Steele’s Prediction and Future Danger

At the end of last year, Shelby Steele penned what yet prove to be prophetic book, A Bound Man: Why We Are Excited About Obama and Why He Can’t Win anticipating the dynamics and  consequences of Senator Barak Obama’s presidential candidacy. Although it is probably true that Obama, on the precipice of earning the Democratic Party’s nomination for president, advanced has much farther then many, including Steele, anticipated, Steele’s observations seem eerily correct.

Steele’s thesis is that in contemporary American society the outward face of blacks who have achieved notoriety can be generalized into two categories: “challengers” and “bargainers.” The Jesse Jacksons and Al Sharptons are quintessential challengers. Challengers start with the assumption that American society is inherently racist. Whites must demonstrate and prove their racial bonafides and good will by adopting the full range of liberal policy prescriptions, particularly those that having to do with compensating for past injustices, like affirmative action. Challengers generally make whites uncomfortable, fearful of doing or saying the wrong thing and being tagged as “insensitive.” As a consequence, many whites just avoid racial issues.

Those like Oprah Winfrey, Tiger Woods, and Barack Obama, Steele labels as “bargainers.” The bargain these people strike is that they assume the good intentions of others in exchange for comity. It is not that bargainers believe that racism does not exist or that it has not  resulted in tragic historic injustices, but they given the benefit of the doubt to contemporary Americans. This allows whites to be more comfortable in the presence of bargainers. With bargainers, Whites don’t have fear making an innocent remark that will be misinterpreted as racist. Whites can, at least in day-to-day activities, pretend that we live in gentle, color-blind society.

Obama is a careful bargainer and has a consequence been a very successful presidential candidate thus far. He has been called a “transforming” black candidate who, though conspicuously black, can sails deftly through the seas of the white community. Obama is a talented speaker who has excited the public with the promise of “change”

Early in the Democratic primary season, Senator Hillary Clinton still did very well among black voters. Obama was the candidate of liberal upscale whites, the people whose nagging guilts he assuaged. Now, that he has an opportunity to actually win, Obama has also excited the black community’s pride. In primaries now, he regularly wins an overwhelming majority of the blacks voters n the primaries.

Steele argues that the dilemma for conspicuous blacks is that neither the “bargaining” nor the “challenging” can be completely authentic. They are both “masks” worn by a minority in a majority society as a way of coping.  Masks hide the more difficult tasks for blacks to understand their own minds, and to treat whites as other individuals as blacks ask to be treated. If this mask worn by Obama is shed away there is the possibility that the comfort some whites have for him will atrophy.
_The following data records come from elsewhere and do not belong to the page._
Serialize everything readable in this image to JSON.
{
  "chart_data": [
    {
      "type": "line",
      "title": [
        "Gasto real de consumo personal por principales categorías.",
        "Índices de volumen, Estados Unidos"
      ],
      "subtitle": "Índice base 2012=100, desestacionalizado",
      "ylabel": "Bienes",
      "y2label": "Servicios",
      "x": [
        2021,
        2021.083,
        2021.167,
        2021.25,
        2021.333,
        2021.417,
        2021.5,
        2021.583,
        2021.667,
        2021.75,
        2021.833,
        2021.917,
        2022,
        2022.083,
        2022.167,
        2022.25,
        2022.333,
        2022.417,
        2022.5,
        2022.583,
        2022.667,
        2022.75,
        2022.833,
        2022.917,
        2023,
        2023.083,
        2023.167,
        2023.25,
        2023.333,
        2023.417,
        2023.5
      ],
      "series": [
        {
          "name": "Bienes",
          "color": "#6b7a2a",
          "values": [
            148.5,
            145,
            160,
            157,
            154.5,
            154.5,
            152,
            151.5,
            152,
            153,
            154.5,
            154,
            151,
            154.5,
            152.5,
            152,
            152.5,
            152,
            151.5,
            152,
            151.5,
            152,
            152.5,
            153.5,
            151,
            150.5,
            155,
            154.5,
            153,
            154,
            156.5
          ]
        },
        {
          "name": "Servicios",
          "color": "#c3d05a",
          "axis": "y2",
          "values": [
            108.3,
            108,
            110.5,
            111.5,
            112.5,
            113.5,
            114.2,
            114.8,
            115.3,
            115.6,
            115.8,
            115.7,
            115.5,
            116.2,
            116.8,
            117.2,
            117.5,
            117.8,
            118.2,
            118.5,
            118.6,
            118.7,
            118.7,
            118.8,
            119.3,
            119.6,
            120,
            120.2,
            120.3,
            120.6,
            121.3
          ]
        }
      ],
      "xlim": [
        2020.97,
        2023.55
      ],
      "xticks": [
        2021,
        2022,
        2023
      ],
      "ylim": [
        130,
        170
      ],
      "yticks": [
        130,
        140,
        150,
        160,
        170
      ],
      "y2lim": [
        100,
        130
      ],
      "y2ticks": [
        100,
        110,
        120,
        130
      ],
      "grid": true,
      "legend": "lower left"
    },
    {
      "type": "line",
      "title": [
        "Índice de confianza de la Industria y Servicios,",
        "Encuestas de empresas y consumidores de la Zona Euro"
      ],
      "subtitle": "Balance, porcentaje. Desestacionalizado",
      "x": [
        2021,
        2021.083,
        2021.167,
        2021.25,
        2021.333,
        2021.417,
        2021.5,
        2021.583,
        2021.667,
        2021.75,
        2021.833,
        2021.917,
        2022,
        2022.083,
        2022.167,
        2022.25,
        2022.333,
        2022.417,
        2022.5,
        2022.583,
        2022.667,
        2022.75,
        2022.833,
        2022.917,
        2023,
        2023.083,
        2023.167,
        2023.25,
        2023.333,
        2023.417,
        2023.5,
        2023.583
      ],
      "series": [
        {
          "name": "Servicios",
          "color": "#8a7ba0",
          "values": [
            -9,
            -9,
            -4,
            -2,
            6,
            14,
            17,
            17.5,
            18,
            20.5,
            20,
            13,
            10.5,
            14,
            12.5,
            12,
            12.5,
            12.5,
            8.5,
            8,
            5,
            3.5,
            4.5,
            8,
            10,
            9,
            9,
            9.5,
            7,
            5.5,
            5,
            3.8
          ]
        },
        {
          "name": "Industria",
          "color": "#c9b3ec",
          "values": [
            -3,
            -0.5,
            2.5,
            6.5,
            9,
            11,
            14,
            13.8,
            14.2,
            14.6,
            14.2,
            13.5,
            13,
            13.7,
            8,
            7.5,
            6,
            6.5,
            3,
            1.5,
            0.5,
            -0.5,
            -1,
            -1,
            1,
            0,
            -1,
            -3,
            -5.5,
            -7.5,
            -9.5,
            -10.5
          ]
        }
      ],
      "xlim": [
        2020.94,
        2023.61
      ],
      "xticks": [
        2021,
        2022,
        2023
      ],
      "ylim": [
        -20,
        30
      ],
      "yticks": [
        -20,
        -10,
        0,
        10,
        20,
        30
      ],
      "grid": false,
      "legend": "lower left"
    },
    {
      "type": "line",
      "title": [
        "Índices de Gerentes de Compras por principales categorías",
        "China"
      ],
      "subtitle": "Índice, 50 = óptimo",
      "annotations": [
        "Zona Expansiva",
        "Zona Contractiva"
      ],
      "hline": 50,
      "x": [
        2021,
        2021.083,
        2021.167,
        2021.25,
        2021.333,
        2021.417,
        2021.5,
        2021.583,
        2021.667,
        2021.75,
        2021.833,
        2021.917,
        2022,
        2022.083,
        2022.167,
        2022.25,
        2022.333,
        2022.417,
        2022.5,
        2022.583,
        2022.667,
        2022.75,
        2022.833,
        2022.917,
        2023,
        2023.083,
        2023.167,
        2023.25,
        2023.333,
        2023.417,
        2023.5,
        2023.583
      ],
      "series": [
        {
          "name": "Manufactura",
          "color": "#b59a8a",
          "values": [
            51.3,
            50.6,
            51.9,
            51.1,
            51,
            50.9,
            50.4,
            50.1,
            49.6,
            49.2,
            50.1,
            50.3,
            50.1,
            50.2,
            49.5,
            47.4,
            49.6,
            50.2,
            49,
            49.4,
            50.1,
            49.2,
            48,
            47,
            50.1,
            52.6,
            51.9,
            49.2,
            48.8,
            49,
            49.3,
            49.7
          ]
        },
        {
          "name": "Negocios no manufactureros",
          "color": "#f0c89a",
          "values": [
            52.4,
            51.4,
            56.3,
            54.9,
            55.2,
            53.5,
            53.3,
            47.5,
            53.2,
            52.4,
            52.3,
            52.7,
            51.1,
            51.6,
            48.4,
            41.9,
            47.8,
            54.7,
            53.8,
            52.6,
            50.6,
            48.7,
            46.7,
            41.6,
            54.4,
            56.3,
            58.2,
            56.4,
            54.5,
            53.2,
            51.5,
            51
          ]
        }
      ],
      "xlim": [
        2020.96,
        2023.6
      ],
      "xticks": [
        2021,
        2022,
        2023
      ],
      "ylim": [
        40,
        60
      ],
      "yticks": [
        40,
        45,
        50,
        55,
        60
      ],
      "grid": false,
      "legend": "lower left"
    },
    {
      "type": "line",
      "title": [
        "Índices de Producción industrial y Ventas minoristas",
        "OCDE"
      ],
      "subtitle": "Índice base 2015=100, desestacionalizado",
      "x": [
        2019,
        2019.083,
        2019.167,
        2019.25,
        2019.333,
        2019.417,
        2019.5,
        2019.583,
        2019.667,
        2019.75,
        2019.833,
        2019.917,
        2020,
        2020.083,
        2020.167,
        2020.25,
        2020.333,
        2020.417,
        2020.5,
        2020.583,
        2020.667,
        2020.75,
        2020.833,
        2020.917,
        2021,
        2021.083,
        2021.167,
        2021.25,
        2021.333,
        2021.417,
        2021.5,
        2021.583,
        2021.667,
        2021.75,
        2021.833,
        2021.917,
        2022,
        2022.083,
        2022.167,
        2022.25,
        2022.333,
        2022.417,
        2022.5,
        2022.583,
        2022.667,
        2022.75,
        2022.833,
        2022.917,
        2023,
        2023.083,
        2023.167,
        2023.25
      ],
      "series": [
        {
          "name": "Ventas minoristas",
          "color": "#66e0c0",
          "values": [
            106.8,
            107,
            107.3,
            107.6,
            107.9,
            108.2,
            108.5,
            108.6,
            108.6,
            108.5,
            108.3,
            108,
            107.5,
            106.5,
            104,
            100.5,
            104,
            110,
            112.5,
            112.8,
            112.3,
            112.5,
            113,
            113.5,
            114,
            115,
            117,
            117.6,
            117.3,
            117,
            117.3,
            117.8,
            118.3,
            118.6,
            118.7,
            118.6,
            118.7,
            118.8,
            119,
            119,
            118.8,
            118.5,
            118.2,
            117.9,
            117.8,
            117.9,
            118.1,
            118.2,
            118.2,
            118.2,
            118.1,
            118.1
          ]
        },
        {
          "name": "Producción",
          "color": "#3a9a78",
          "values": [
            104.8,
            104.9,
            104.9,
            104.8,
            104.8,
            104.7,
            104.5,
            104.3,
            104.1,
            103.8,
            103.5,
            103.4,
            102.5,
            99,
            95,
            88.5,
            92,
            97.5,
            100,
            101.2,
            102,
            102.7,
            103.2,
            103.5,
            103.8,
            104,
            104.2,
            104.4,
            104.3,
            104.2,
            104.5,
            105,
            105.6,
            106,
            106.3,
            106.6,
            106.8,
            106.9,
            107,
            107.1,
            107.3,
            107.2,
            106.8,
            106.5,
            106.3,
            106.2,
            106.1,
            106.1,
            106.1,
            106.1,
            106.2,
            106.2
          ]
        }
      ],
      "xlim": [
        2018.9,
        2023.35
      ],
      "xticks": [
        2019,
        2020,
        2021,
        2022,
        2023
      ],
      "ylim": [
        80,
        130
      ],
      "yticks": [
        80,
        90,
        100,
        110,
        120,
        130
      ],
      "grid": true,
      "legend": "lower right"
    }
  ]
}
This is the grave danger for Obama posed by the issue of the incendiary statements made by Obama’s Paster Jeremiah Wright. It is hard for Obama to appear to be a transformative uniter who brings together blacks, whites, and other minorities when his “spiritual adviser” is a race-bating bigot who urges God to “damn America.” Obama is stuck. He can repudiate Wright’s remarks, but he refuses to “disaown” himself of Wright. They are too close. Obama chose Wright to marry him and his wife and to baptize his two girls.

There is nothing in his demeanor, statements, or past that suggests that Obama subscribes to the extreme positions of his pastor. Yet he continued to maintain an intimate association over two decades. Perhaps he just joined this church to gain some “street cred” to help future political prospects in Chicago. Perhaps, Obama felt some tender loyalty to the person led him to Christ, and when it turned out that Wright had some ugly opinions, Obama felt uncomfortable it confronting Wright directly. This is understandable, but not exactly a profile in courage. Perhaps, while not subscribing to the anti-American rants of his minister, he harbors some lingering sympathy for black liberation theology his church. It is impossible to make this assessment from a distance.

Obama faces two choices: He can distance himself even more from Wright reducing his credibility in the black community, or keep Wright modest proximity and run the danger of becoming the “black” candidate as opposed to the uniter. It is very possible that Obama will be able to rhetorically threat this needle and be spared facing the dilemma. He is nothing if not intellectually and verbally talented and agile. If he can’t manage to resolve this problem, we run the risk that either the Democratic National Convention or the general election or both will become thought of as a“black” versus “white” contest.  And if Obama looses with a racially polarized vote, the 2008 election cycle may prove culturally divisive.